But that’s not to say he’s finished. Last week I wrote about how I thought more changeups would help Bieber because while he doesn’t get a ton of movement and his fastball has life like an insurance adjuster from Omaha, using deception and tunneling these pitches together makes everything better. Plus, he’s flashed a nice little off-speed thing this spring.
Take a look:
Shane Bieber, Nasty Changeup. pic.twitter.com/Q9cyfDa8su
— Rob Friedman (@PitchingNinja) March 4, 2019
It’s not always going to move two feet and make Eric Hosmer look like a little leaguer, but it’s a tool he should use. And not just on the outside corner. It’s a tough mental hurdle to get over, but a changeup down and in to a lefty could be a brain breaker for Bieber. If it’s thrown poorly it’s going to get hammered, and if he throws without conviction it’s going to get hammered. But located properly, and with some semblance of that movement he flashed against Hosmer earlier this week, he could open up a whole new world of sequencing and locating.

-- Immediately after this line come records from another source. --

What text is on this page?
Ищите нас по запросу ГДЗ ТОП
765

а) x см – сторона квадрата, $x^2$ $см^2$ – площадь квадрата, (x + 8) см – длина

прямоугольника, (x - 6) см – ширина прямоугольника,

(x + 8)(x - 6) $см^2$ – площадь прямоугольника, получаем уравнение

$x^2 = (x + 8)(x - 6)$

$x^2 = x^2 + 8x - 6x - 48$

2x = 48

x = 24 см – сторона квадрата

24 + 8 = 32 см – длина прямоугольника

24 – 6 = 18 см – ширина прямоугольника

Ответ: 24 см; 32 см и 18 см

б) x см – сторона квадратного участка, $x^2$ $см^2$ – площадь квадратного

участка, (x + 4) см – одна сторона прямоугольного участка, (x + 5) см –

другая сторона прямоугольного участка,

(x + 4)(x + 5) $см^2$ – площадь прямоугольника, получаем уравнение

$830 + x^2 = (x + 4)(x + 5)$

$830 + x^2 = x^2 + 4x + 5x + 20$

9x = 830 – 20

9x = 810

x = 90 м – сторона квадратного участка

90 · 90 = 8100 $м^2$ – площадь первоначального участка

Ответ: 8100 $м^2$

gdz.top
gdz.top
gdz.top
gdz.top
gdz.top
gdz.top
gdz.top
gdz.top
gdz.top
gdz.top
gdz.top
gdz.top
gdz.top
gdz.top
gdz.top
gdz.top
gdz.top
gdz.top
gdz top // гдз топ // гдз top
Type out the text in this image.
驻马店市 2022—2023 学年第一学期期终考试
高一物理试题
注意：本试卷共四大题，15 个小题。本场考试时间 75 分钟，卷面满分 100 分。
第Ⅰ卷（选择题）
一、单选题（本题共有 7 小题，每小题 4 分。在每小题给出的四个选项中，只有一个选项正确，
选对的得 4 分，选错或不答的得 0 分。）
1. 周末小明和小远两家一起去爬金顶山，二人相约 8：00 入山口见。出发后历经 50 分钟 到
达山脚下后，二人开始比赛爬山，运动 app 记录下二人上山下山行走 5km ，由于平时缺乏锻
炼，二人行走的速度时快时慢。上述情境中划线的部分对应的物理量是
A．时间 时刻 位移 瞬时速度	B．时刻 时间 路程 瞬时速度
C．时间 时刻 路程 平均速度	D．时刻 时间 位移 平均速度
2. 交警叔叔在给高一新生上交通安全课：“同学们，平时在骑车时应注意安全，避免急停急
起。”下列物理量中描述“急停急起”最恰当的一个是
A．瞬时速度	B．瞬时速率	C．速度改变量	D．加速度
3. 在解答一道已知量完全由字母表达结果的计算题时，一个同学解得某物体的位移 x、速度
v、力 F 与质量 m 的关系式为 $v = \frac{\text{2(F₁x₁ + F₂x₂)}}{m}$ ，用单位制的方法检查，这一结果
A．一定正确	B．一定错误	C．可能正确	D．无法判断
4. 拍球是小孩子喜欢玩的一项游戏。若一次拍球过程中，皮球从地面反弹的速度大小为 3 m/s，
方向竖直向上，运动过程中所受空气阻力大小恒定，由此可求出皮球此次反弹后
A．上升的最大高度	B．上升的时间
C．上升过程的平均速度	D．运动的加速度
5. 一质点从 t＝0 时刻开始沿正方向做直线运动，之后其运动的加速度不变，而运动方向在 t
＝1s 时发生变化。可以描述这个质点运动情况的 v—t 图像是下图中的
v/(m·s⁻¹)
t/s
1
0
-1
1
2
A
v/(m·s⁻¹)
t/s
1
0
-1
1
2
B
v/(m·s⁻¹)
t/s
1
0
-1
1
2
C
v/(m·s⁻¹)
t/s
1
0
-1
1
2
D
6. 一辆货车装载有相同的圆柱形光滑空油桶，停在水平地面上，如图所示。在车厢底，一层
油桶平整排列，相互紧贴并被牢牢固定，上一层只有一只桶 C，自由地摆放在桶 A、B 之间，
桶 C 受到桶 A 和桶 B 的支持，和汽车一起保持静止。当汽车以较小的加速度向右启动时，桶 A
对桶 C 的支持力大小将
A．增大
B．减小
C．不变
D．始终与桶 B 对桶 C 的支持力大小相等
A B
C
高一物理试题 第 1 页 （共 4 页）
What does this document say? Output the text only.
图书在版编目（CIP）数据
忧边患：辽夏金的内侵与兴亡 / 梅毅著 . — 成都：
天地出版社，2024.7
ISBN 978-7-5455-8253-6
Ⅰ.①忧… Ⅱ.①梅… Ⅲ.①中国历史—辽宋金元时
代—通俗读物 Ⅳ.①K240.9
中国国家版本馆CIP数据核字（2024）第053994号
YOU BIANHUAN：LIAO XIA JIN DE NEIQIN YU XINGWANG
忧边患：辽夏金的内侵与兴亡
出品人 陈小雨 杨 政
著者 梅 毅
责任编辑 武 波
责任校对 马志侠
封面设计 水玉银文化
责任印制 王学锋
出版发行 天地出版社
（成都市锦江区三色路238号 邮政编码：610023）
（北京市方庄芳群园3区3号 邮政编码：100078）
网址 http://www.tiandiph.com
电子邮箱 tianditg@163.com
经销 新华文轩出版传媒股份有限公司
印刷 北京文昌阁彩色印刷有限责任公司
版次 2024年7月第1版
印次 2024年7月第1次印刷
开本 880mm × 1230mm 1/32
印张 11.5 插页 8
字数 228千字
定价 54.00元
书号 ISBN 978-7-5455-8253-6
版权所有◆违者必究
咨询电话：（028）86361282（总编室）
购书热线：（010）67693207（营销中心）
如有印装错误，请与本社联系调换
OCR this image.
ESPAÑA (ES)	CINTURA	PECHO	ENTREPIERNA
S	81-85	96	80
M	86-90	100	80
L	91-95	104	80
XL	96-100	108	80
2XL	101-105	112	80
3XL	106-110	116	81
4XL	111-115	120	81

The changeup is just a piece of it, but that’s what Bieber needs to do, is piece together his breakout from a selection of merely solid at best pitches and good location that’s hard to plan for. Moving it around, back-dooring sliders and throwing down-and-in changes to lefties, using his preternatural control to the most optimal lethality, that’s where he can be great. There are lots of adages in pitching, old knowledge and pithy sayings that are the “way it’s always been done”, and Bieber has adhered to them in his rookie year. He just needs to break them to break through.